When we were thinking about chapter 3 and verse 23, I said that Paul means that we have fallen short of the glory of being like God in holiness and righteousness. Instead of reflecting his glory, we have become sinful and corrupt and wicked and unclean. And I suggested that we should think of the difference between a car which is sitting on the garage forecourt — and it’s gleaming, because it’s brand new and there’s not a spot of dirt on it — and a car which has been driven hard for many years, and there are scratches and chips and dirt and dents all over the bodywork and the engine has broken down and the tyres are flat and the lights are smashed. One is gleaming, the other is a wreck. Well, we were meant to gleam and shine and reflect God’s glory, but instead we’ve become corrupt and broken because of Adam’s sin which we’ve inherited.
But now, now that we’ve been justified through faith in the Lord Jesus, we know that one day we’ll be gleaming again. One day, we’ll be glorified and will become the way God wanted us to be. We won’t become like that in this life, because we’ll never be perfect in this life; but there is a day when we will be glorified. And we can look forward to that day with hope. We know it’s coming. And though we still mourn over our sins, we can rejoice because we know that one day we will be made perfect in the presence of God.

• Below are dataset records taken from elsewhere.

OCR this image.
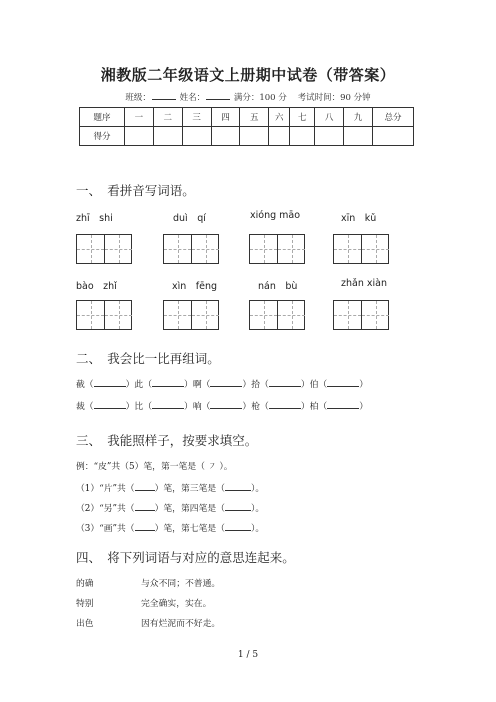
湘教版二年级语文上册期中试卷（带答案）
班级：	姓名：	满分：100 分 考试时间：90 分钟
题序	一	二	三	四	五	六	七	八	九	总分
得分										
一、　看拼音写词语。
zhī　shi	duì　qí	xióng māo	xīn　kǔ
bào　zhǐ	xìn　fēng	nán　bù	zhǎn xiàn
二、　我会比一比再组词。
截（	）此（	）啊（	）拾（	）伯（	）
裁（	）比（	）响（	）枪（	）柏（	）
三、　我能照样子，按要求填空。
例：“皮”共（5）笔，第一笔是（ ㇇ ）。
（1）“片”共（ ）笔，第三笔是（	）。
（2）“另”共（ ）笔，第四笔是（	）。
（3）“画”共（ ）笔，第七笔是（	）。
四、　将下列词语与对应的意思连起来。
的确	与众不同；不普通。
特别	完全确实，实在。
出色	因有烂泥而不好走。
1 / 5
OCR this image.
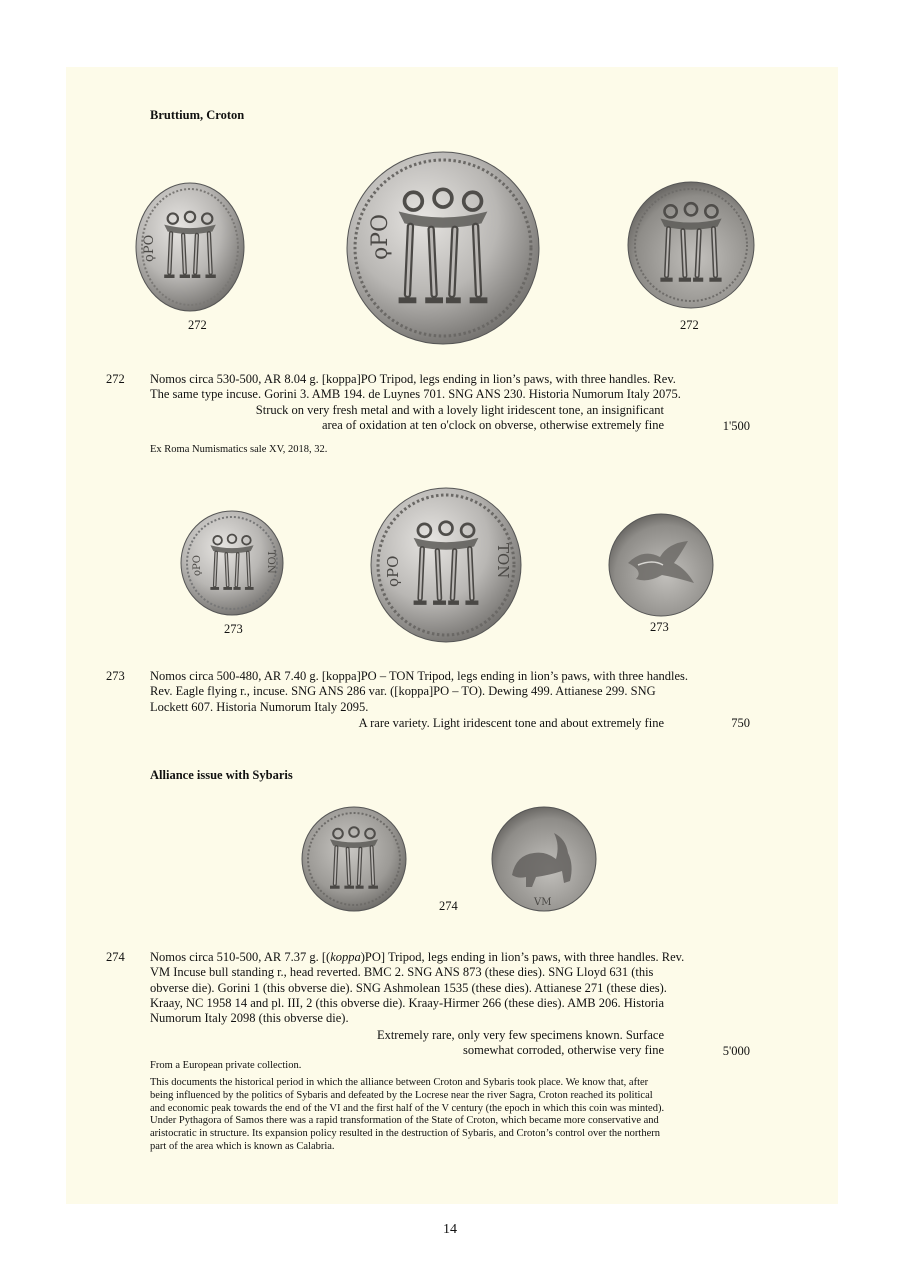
Bruttium, Croton
ϙΡΟ
272
ϙΡΟ
272
272 Nomos circa 530-500, AR 8.04 g. [koppa]PO Tripod, legs ending in lion’s paws, with three handles. Rev.
The same type incuse. Gorini 3. AMB 194. de Luynes 701. SNG ANS 230. Historia Numorum Italy 2075.
Struck on very fresh metal and with a lovely light iridescent tone, an insignificant
area of oxidation at ten o'clock on obverse, otherwise extremely fine	1'500
Ex Roma Numismatics sale XV, 2018, 32.
ϙΡΟ	ΤΟΝ
273
ϙΡΟ	ΤΟΝ
273
273 Nomos circa 500-480, AR 7.40 g. [koppa]PO – TON Tripod, legs ending in lion’s paws, with three handles.
Rev. Eagle flying r., incuse. SNG ANS 286 var. ([koppa]PO – TO). Dewing 499. Attianese 299. SNG
Lockett 607. Historia Numorum Italy 2095.
A rare variety. Light iridescent tone and about extremely fine	750
Alliance issue with Sybaris
VM
274
274 Nomos circa 510-500, AR 7.37 g. [(koppa)PO] Tripod, legs ending in lion’s paws, with three handles. Rev.
VM Incuse bull standing r., head reverted. BMC 2. SNG ANS 873 (these dies). SNG Lloyd 631 (this
obverse die). Gorini 1 (this obverse die). SNG Ashmolean 1535 (these dies). Attianese 271 (these dies).
Kraay, NC 1958 14 and pl. III, 2 (this obverse die). Kraay-Hirmer 266 (these dies). AMB 206. Historia
Numorum Italy 2098 (this obverse die).
Extremely rare, only very few specimens known. Surface
somewhat corroded, otherwise very fine	5'000
From a European private collection.
This documents the historical period in which the alliance between Croton and Sybaris took place. We know that, after
being influenced by the politics of Sybaris and defeated by the Locrese near the river Sagra, Croton reached its political
and economic peak towards the end of the VI and the first half of the V century (the epoch in which this coin was minted).
Under Pythagora of Samos there was a rapid transformation of the State of Croton, which became more conservative and
aristocratic in structure. Its expansion policy resulted in the destruction of Sybaris, and Croton’s control over the northern
part of the area which is known as Calabria.
14
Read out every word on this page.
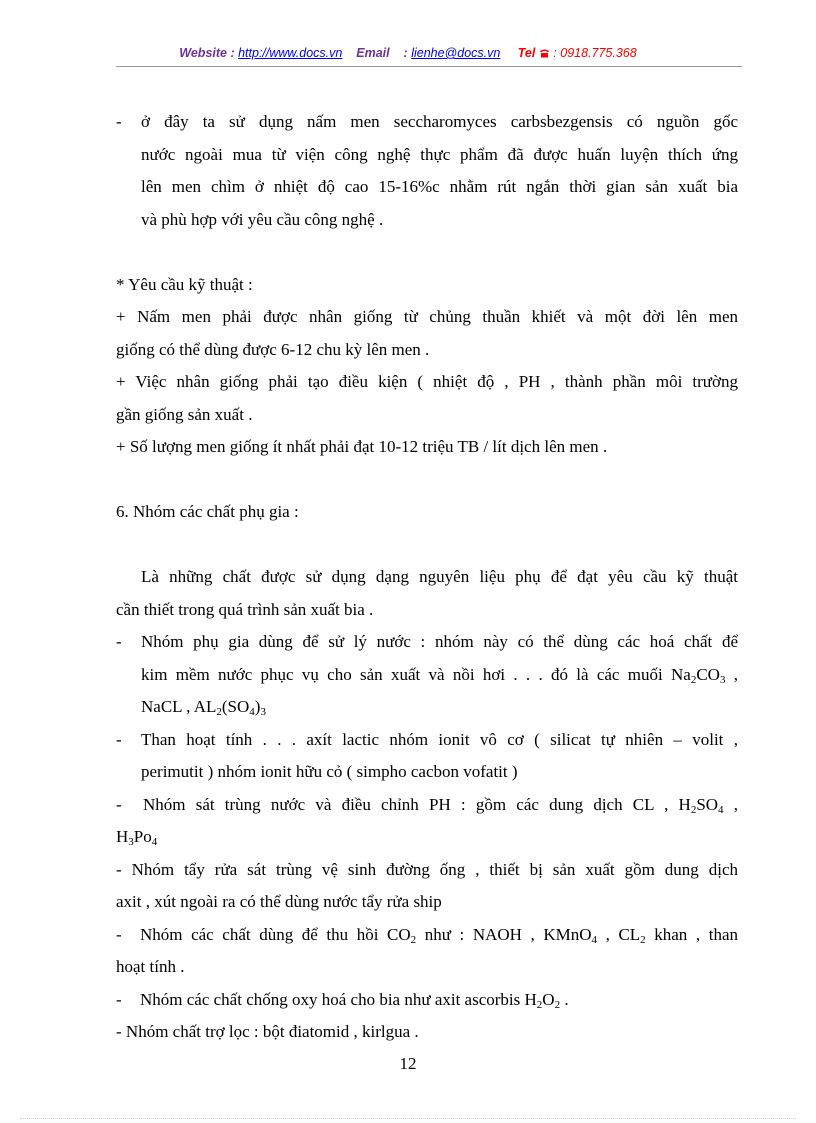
Website : http://www.docs.vn Email : lienhe@docs.vn Tel : 0918.775.368
-	ở đây ta sử dụng nấm men seccharomyces carbsbezgensis có nguồn gốc
nước ngoài mua từ viện công nghệ thực phẩm đã được huấn luyện thích ứng
lên men chìm ở nhiệt độ cao 15-16%c nhằm rút ngắn thời gian sản xuất bia
và phù hợp với yêu cầu công nghệ .
* Yêu cầu kỹ thuật :
+ Nấm men phải được nhân giống từ chủng thuần khiết và một đời lên men
giống có thể dùng được 6-12 chu kỳ lên men .
+ Việc nhân giống phải tạo điều kiện ( nhiệt độ , PH , thành phần môi trường
gần giống sản xuất .
+ Số lượng men giống ít nhất phải đạt 10-12 triệu TB / lít dịch lên men .
6. Nhóm các chất phụ gia :
Là những chất được sử dụng dạng nguyên liệu phụ để đạt yêu cầu kỹ thuật
cần thiết trong quá trình sản xuất bia .
-	Nhóm phụ gia dùng để sử lý nước : nhóm này có thể dùng các hoá chất để
kim mềm nước phục vụ cho sản xuất và nồi hơi . . . đó là các muối $Na_2CO_3$ ,
NaCL , $AL_2(SO_4)_3$
-	Than hoạt tính . . . axít lactic nhóm ionit vô cơ ( silicat tự nhiên – volit ,
perimutit ) nhóm ionit hữu cỏ ( simpho cacbon vofatit )
-	Nhóm sát trùng nước và điều chỉnh PH : gồm các dung dịch CL , $H_2SO_4$ ,
$H_3Po_4$
- Nhóm tẩy rửa sát trùng vệ sinh đường ống , thiết bị sản xuất gồm dung dịch
axit , xút ngoài ra có thể dùng nước tẩy rửa ship
-	Nhóm các chất dùng để thu hồi $CO_2$ như : NAOH , KMnO$_4$ , $CL_2$ khan , than
hoạt tính .
-	Nhóm các chất chống oxy hoá cho bia như axit ascorbis $H_2O_2$ .
- Nhóm chất trợ lọc : bột điatomid , kirlgua .
12
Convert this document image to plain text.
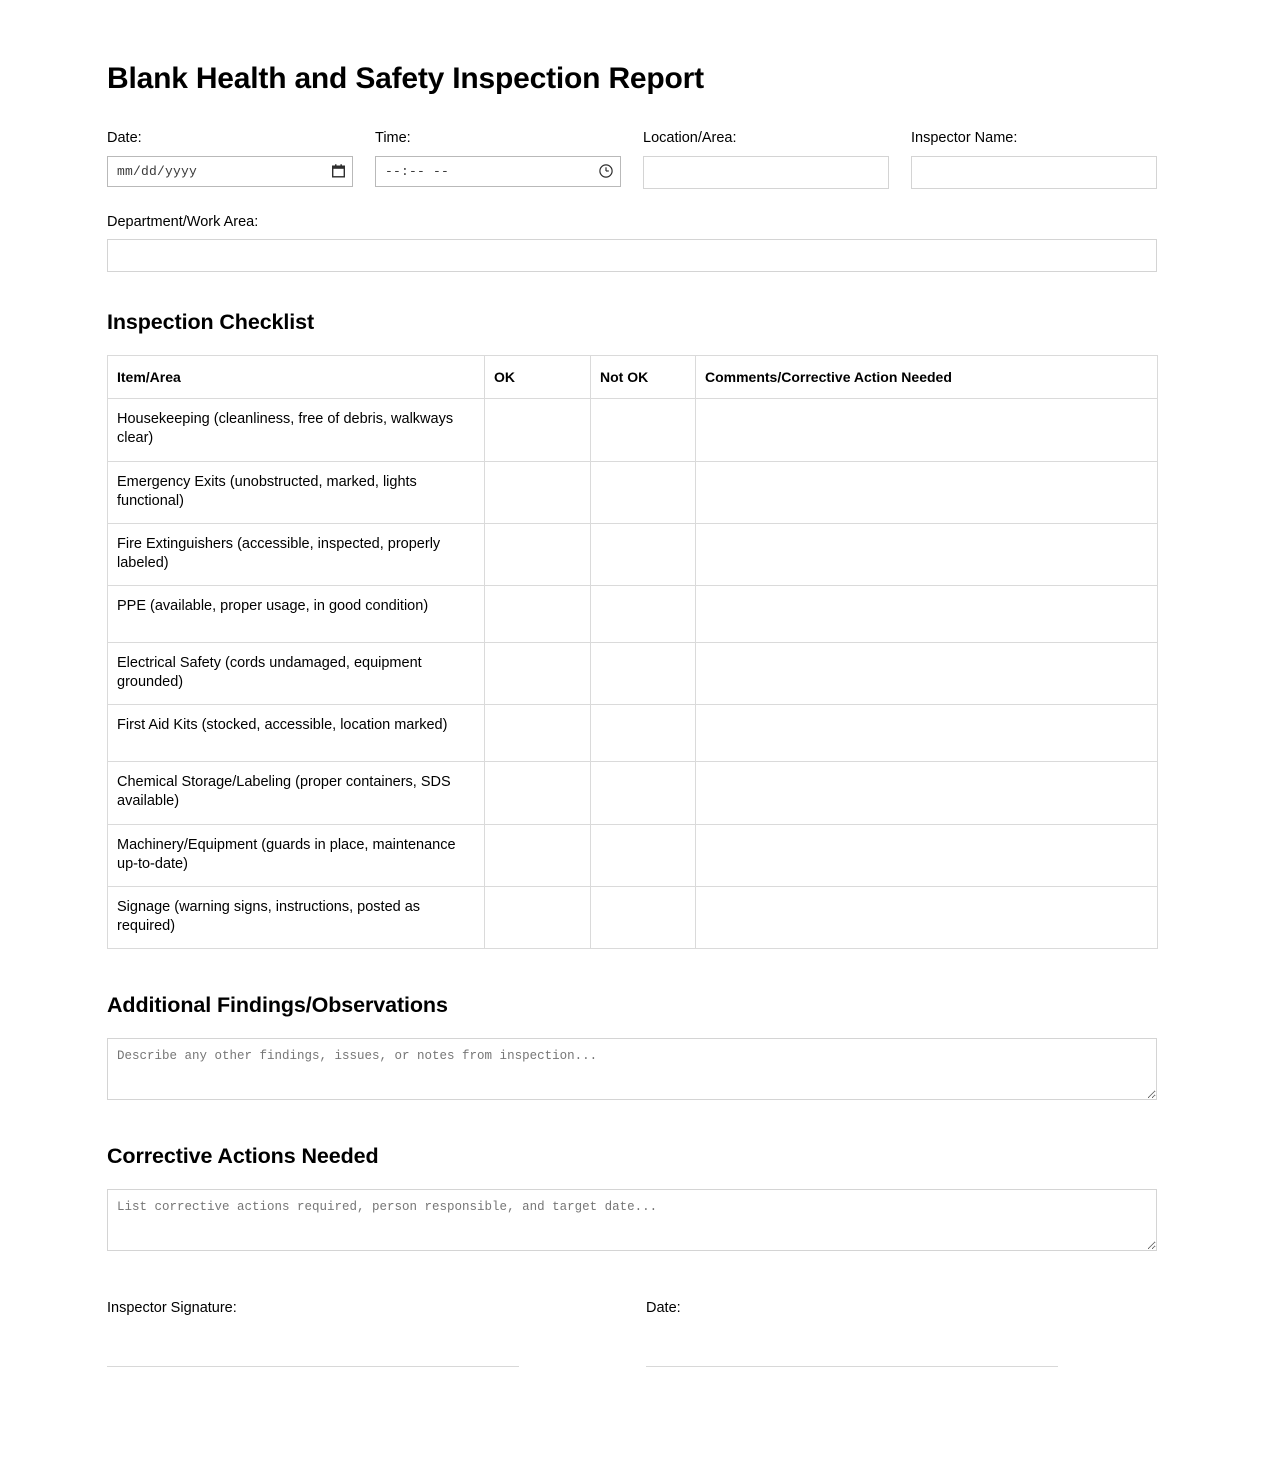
Blank Health and Safety Inspection Report
Date:
mm/dd/yyyy
Time:
--:-- --
Location/Area:	Inspector Name:
Department/Work Area:
Inspection Checklist
Item/Area	OK	Not OK	Comments/Corrective Action Needed
Housekeeping (cleanliness, free of debris, walkways clear)			
Emergency Exits (unobstructed, marked, lights functional)			
Fire Extinguishers (accessible, inspected, properly labeled)			
PPE (available, proper usage, in good condition)			
Electrical Safety (cords undamaged, equipment grounded)			
First Aid Kits (stocked, accessible, location marked)			
Chemical Storage/Labeling (proper containers, SDS available)			
Machinery/Equipment (guards in place, maintenance up-to-date)			
Signage (warning signs, instructions, posted as required)			
Additional Findings/Observations
Describe any other findings, issues, or notes from inspection...
Corrective Actions Needed
List corrective actions required, person responsible, and target date...
Inspector Signature:	Date:
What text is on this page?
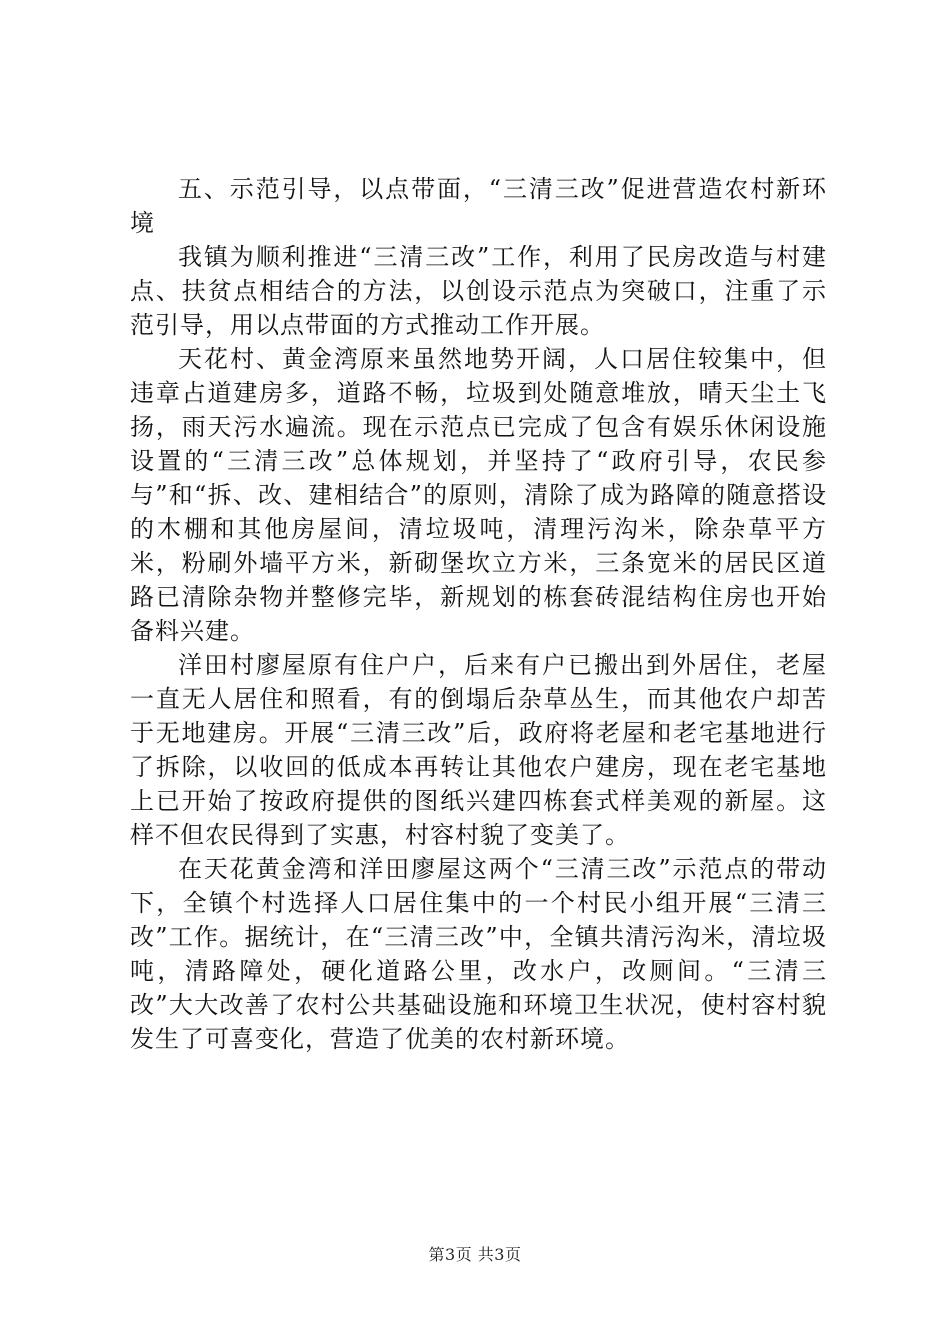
五、示范引导，以点带面，“三清三改”促进营造农村新环境

我镇为顺利推进“三清三改”工作，利用了民房改造与村建点、扶贫点相结合的方法，以创设示范点为突破口，注重了示范引导，用以点带面的方式推动工作开展。

天花村、黄金湾原来虽然地势开阔，人口居住较集中，但违章占道建房多，道路不畅，垃圾到处随意堆放，晴天尘土飞扬，雨天污水遍流。现在示范点已完成了包含有娱乐休闲设施设置的“三清三改”总体规划，并坚持了“政府引导，农民参与”和“拆、改、建相结合”的原则，清除了成为路障的随意搭设的木棚和其他房屋间，清垃圾吨，清理污沟米，除杂草平方米，粉刷外墙平方米，新砌堡坎立方米，三条宽米的居民区道路已清除杂物并整修完毕，新规划的栋套砖混结构住房也开始备料兴建。

洋田村廖屋原有住户户，后来有户已搬出到外居住，老屋一直无人居住和照看，有的倒塌后杂草丛生，而其他农户却苦于无地建房。开展“三清三改”后，政府将老屋和老宅基地进行了拆除，以收回的低成本再转让其他农户建房，现在老宅基地上已开始了按政府提供的图纸兴建四栋套式样美观的新屋。这样不但农民得到了实惠，村容村貌了变美了。

在天花黄金湾和洋田廖屋这两个“三清三改”示范点的带动下，全镇个村选择人口居住集中的一个村民小组开展“三清三改”工作。据统计，在“三清三改”中，全镇共清污沟米，清垃圾吨，清路障处，硬化道路公里，改水户，改厕间。“三清三改”大大改善了农村公共基础设施和环境卫生状况，使村容村貌发生了可喜变化，营造了优美的农村新环境。

第3页 共3页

So, we rejoice in that hope. But, of course, our life in this world is often spoiled by troubles and sorrows. And Paul understands that and he mentions it in verse 3. He mentions the sufferings of this life. And really there’s no need to explain that, because everyone is familiar with the sorrows and sufferings of this troubled life, especially in 2020 when the whole world is suffering because of the coronavirus crisis. However, Paul says we can even rejoice in our sufferings, because God is able to turn our sorrows and sufferings to our good.
And look how Paul explains it. He says that suffering produces perseverance; and perseverance produces character; and character produces hope. While our natural inclination is to complain because of our sufferings, the Lord is able to uphold us and to help us to put up with this life’s troubles and trials, which come to us, not by chance, but by the hand of our Father in heaven who loves us and is at work to make us like Christ. And he does that by enabling us to persevere and to endure this life’s troubles and trials. He gives us the strength we need to face each day with all its sorrow and suffering. So, he enables us to persevere.
And perseverance produces character. And the word Paul uses refers to a something that has been tested and found to be true. In our Lord’s parable of the seed and the sower, the seed on the rocky ground stood for those who hear the gospel and who receive it with joy. But these new converts don’t last, because when trouble and persecution comes, they quickly give up the faith. It soon became apparently that their faith was not real. But the believer who perseveres through many trials and troubles and who keeps going has been tested again and again and again and it’s clear that this is a true believer.
And, of course, through our troubles and trials we begin to yearn for and to long for a new life in the new and better world to come when all our suffering will be over and there will be perfect peace and rest for God’s people. Our trials in this life make clear to us that we will never have perfect happiness in this life and they make us yearn for the next life and to the fullness of joy and the pleasures forevermore which God has in store for us in the world to come. And so, our suffering produces in us a hope that one day the Lord will bring us into his presence to be with him for ever and ever. And because this is true, we’re able to rejoice even in our sufferings, because we’re looking forward to what we’re hoping for, which is glory in the life to come.